Sophia don't know keystring, but I'm sure @tony_stride who created the method and started this thread would be willing to elaborate 🙂
I actually put that out there for Tony. 🙂
I've studied with and also explored teaching ideas with a senior teacher for quite some time now. One element is the giving of reading skills. That can be easily fudged by giving students music in "C position", "G position", making sure that this is the music they read, so that weaknesses don't show up. But for real reading skills there are a number of things that you want to have happening. (Presently there's a thread where someone sees changing clef signs as problematic).
One thing we want to build is a reflex where you associate the top staff for the RH, bottom staff for the LH, or in other conventions, you have stem-up, stem-down for voices. The exercise in question sort of un-trains this.
We need both flexibility and rigidity. The dyslexic who mixes up p q b d is able to see that "ball and stick" shape numerous ways. "fat" and "taf" may be indistinguishable because s/he can read this both ways. I have a degree of this but didn't realize until I studied learning disabilities postgraduate after my teaching degree and hey, that's me and in my family! I can see "punos" as "sound" (upside-down it is - try it. 😃 ) It took me a long time to handle looking at the keyboard because the symmetry threw me. I had learned by sound and touch (I now realize).

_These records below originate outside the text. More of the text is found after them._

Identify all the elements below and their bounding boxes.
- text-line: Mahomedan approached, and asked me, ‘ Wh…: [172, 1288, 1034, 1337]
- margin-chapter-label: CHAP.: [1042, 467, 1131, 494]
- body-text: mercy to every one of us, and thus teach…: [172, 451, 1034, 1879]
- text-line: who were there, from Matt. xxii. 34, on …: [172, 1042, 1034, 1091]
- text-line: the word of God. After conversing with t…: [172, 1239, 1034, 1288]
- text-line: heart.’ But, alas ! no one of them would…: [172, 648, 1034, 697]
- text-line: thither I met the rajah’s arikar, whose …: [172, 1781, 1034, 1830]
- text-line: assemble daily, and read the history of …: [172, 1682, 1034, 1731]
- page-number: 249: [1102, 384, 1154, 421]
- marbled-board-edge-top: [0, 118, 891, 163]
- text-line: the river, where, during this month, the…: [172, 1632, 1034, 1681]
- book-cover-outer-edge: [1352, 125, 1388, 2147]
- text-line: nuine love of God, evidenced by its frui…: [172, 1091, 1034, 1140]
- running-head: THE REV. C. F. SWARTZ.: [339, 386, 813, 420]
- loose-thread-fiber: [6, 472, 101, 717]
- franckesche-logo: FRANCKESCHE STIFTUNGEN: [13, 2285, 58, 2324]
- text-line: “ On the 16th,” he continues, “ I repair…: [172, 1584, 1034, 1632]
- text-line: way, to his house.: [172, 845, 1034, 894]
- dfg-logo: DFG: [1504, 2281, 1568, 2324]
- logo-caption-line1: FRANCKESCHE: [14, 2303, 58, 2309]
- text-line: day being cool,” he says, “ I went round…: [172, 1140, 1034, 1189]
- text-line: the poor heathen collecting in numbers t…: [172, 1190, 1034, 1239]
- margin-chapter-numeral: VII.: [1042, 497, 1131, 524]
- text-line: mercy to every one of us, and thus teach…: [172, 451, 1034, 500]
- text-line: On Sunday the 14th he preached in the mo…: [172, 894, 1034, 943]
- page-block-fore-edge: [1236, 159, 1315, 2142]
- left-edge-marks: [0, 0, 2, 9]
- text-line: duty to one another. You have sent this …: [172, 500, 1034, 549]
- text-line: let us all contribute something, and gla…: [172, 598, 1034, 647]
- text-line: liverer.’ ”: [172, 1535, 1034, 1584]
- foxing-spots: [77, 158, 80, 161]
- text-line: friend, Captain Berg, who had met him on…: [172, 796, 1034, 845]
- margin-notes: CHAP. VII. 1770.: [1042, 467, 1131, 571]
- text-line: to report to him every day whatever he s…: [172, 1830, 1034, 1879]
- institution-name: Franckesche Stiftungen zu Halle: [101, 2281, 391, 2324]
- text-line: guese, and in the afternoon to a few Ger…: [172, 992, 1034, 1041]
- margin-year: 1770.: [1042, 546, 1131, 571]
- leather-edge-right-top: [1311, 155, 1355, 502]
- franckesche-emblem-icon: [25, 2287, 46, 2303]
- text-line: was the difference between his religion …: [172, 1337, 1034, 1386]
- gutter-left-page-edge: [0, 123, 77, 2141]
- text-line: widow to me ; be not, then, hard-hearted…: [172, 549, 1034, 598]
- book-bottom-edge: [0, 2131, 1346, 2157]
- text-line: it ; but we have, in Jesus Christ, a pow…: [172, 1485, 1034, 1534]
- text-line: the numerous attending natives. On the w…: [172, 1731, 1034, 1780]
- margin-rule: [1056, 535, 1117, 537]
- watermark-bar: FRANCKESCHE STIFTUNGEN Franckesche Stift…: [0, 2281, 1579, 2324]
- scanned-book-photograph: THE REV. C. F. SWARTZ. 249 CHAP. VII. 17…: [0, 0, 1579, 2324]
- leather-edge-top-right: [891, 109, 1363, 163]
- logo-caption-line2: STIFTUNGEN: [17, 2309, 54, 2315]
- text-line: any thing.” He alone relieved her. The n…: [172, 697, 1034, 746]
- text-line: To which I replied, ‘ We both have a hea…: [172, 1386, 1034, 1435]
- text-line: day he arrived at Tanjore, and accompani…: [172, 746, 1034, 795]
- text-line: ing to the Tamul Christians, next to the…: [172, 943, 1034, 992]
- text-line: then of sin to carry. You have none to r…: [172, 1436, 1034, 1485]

Two other points of flexibility are movable Do solfege, and registers. Since my world was movable Do, I could play (sound out) music in any key and not be thrown if it was in the wrong key. This hampered my ability to read music that wasn't diatonic and predictable because you must see D below the treble lowest line as the key between the two black dots. Registers ---- I sang the music, and if it became too high or too low, I just switched down or up. That flexibility made me lose sensitivity to register and I could easily play something an octave too high or low and note notice.
You want to build some very concrete associations. And that is what bothers me about that exercise. We're in the teacher forum so I'm looking more deeply into this.